Шрифт:
Интервал:
Закладка:
Юбилейные заседания были очень скучные, явка обязательна. На пушкинском юбилее рядом тосковала Е. В. Ермилова — та, у которой в статьях даже Кузмин получался елейным и богоугодным. Когда в третий раз с кафедры процитировали: «На свете счастья нет, а есть покой и воля», она вздохнула: «А что же такое счастье, как не покой и воля?» Я подумал: «А ведь правда»…
СучковСчиталось, что лучшим директором Института мировой литературы на нашей памяти был Б. Сучков: умный и незлой. Я тоже так думаю. Но моя приязнь к нему — скорее за одно-единственное слово, сказанное с неположенной для директора интонацией.

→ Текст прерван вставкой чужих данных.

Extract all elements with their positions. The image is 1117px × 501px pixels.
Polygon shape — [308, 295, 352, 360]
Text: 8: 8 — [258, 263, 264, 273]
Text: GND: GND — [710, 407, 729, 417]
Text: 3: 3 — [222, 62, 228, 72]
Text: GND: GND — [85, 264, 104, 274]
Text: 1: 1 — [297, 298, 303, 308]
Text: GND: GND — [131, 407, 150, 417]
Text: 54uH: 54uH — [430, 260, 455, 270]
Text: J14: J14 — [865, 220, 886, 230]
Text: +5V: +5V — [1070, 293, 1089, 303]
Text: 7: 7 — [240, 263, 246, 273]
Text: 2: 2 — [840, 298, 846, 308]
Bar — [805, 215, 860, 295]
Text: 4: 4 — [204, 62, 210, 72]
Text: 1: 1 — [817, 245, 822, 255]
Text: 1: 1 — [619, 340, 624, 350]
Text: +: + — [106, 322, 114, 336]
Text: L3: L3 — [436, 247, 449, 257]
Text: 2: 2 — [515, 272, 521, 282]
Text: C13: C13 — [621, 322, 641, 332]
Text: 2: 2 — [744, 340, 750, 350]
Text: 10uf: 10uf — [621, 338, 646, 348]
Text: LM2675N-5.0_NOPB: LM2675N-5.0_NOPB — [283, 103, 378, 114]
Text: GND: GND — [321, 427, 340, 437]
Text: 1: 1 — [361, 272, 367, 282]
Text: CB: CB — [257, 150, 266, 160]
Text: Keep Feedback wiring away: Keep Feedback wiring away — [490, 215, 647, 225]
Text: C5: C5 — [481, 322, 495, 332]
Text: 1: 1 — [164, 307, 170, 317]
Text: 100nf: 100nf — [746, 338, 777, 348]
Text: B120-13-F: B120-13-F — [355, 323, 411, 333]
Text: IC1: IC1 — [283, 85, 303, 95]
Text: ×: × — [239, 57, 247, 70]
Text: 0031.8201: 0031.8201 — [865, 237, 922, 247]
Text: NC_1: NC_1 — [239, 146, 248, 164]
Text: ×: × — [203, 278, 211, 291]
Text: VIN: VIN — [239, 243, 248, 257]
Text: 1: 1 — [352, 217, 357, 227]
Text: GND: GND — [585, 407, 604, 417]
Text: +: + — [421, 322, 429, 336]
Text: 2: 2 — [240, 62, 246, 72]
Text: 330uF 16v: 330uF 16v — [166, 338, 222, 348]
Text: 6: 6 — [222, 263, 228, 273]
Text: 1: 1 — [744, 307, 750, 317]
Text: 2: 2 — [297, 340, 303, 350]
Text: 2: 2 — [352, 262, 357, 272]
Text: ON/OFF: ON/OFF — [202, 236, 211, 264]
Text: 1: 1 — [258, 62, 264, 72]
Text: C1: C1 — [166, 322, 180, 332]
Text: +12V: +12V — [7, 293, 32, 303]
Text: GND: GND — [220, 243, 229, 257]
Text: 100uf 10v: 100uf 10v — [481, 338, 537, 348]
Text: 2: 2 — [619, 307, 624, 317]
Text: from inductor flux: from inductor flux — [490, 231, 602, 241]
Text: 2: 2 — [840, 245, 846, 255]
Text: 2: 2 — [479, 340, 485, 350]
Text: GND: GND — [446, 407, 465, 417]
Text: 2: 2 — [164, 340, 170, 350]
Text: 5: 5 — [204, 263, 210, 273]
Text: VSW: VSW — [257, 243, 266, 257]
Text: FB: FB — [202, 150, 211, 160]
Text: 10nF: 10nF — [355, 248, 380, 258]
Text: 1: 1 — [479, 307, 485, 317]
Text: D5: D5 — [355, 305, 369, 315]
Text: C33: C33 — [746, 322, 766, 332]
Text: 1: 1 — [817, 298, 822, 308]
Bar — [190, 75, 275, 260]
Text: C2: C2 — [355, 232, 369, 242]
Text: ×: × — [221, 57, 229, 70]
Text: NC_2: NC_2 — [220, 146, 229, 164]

Он был сытый, важный, вальяжный, барственный. Когда-то начинал делать большую карьеру при ЦК, вызвал зависть, попал на каторгу, после возвращения был в редколлегии «Знамени», а потом стал директором ИМЛИ. Говорил по-немецки, а это в Институте мировой литературы умел не каждый. Переводил на официальный язык Фейхтвангера, Манна и Кафку, и оказывалось: да, в их мыслях ничего опасного нет, их можно спокойно печатать по-русски. А роман Достоевского «Бесы» нужно не замалчивать, а изучать, потому что это — предупреждение о китайской культурной революции. Тогда, в 1971, только такая логика и допускалась. Одна его сверстница сказала моей соседке по сектору: «Вы не думайте, пока наше поколение не вымрет, ничего хорошего в науке не будет».
К институтским ученым он относился с откровенным презрением. На расширенном заседании дирекции говорил: «Ну вот, пишете вы о революционных демократах, а кто из вас читал Бокля? поднимите руки!» Ни один маститый не поднял. Мне стало так стыдно, что я поднял руку, — хоть и не имел на это права: я читал не Бокля, а Дрэпера.
Наш античный сектор готовил сборники «Памятники средневековой латинской литературы». До этого о такой поповской литературе вообще не полагалось говорить. В 1970 вышел первый том, в 1972 — второй. Мы, конечно, отбирали тексты самые светс[252]кие и просветительские, но все равно в них на каждой странице были и Бог Отец, и Сын, и Дух Святой, все с большой буквы. Кто-то заметил и обратил на это внимание высокого начальства. Высоким начальством был вице-президент Академии Федосеев, имя его было нарицательным еще со сталинских времен.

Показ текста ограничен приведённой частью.